Enter stage right a neighbour who has his elderly Mum living with him. It seems that Jasmine started to visit them and at first that was fine with me. After all, the dear old lady loved to see Jasmine I (who is a very pretty girl) in her yard as she watched the birds (that’s Jasmine watching) and occasionally caught one. Jasmine started to spend more and more time in ‘their yard,’ and I am quite sure they fed her little ‘titbits’ from time to time.

Finally they invited her inside their home and said to me---‘Oh, we don’t feed her and we send her home at night.’ Gradually Jasmine became a bit of a fixture in their home and was soon spending most of the day there, ensconced like some royal personage. They admitted that they fed her and that she ‘often demanded to be let in from about 5 each morning and was not ‘sent’ home until late at night.

What was Perdy’s reaction?  Well of course she started to see Jasmine as a ‘visitor’ and she started to ‘inspect’ Jasmine when she occasionally came home during the day. This of course coincided with me being at work and little lonely, Perdy wanted to ‘play;’ playing in Jack Russell terminology means chasing the crap out of anything that dares to move.

Thus began the final movement of this sad ‘opera.’ Perdy increasingly saw Jasmine as an unwanted and very boring visitor. Jasmine became fearful of the unwanted attention and set up residence on a more permanent basis. My partner and I became a little reticent about paying vet fees and de-fleeing jasmine. I heard the afore mentioned neighbour claiming that he had to ‘flee-bomb his home.’

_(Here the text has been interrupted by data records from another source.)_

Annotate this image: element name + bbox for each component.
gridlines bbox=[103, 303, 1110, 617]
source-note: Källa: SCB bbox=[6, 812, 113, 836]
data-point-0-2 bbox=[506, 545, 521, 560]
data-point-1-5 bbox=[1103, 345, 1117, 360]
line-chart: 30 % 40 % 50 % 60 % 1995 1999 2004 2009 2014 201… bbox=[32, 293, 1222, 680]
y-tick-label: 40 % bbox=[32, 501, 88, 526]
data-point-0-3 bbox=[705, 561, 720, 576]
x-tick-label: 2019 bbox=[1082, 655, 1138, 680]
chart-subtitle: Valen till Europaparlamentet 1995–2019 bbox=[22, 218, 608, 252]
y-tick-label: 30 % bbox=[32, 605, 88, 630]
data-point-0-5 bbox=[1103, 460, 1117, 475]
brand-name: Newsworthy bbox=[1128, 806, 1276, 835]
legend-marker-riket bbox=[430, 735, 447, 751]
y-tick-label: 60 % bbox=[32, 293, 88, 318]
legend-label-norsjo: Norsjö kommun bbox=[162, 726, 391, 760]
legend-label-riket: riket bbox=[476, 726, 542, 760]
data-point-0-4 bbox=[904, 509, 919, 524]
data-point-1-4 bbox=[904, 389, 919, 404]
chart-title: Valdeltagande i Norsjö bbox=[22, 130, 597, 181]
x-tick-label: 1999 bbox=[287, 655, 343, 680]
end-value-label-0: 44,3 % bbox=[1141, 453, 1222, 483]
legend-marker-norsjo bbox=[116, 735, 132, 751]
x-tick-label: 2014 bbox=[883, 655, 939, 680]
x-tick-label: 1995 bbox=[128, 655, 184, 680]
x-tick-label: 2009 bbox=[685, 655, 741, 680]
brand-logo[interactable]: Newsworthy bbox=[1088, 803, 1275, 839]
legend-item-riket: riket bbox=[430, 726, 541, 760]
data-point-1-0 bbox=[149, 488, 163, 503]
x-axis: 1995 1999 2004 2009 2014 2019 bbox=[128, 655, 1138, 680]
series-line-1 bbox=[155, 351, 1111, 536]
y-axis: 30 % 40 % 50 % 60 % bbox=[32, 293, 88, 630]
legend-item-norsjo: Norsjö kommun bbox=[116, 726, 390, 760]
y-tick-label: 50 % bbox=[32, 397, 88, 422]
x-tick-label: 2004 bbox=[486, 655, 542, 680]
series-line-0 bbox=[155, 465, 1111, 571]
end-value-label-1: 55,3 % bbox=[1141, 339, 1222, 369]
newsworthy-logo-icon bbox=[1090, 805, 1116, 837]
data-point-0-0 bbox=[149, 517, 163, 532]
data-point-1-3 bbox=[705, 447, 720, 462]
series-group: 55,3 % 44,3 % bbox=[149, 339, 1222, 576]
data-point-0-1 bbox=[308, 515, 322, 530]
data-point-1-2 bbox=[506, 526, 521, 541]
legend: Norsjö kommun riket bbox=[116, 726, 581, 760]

Hell, what could we do? Things are now so strained between jasmine and us that she completely ignores us and we can no longer catch her in order to de-flee her.

Despite my stunningly unfeeling description of the defunct relationship that exists between Jasmine and us, do not mistake that for one that lacks feeling. We are both deeply grief-stricken. We will get through this in the knowledge that ‘you can’t trust a cat,’ especially if you have a jack Russell and conniving neighbours in the deadly cocktail.

Go well Jasmine, but please send us a glance as you sneak along outside our fence. Perdy misses you too, in her own special way.

Mmmmm---- maybe we shall get a second Jack Russell!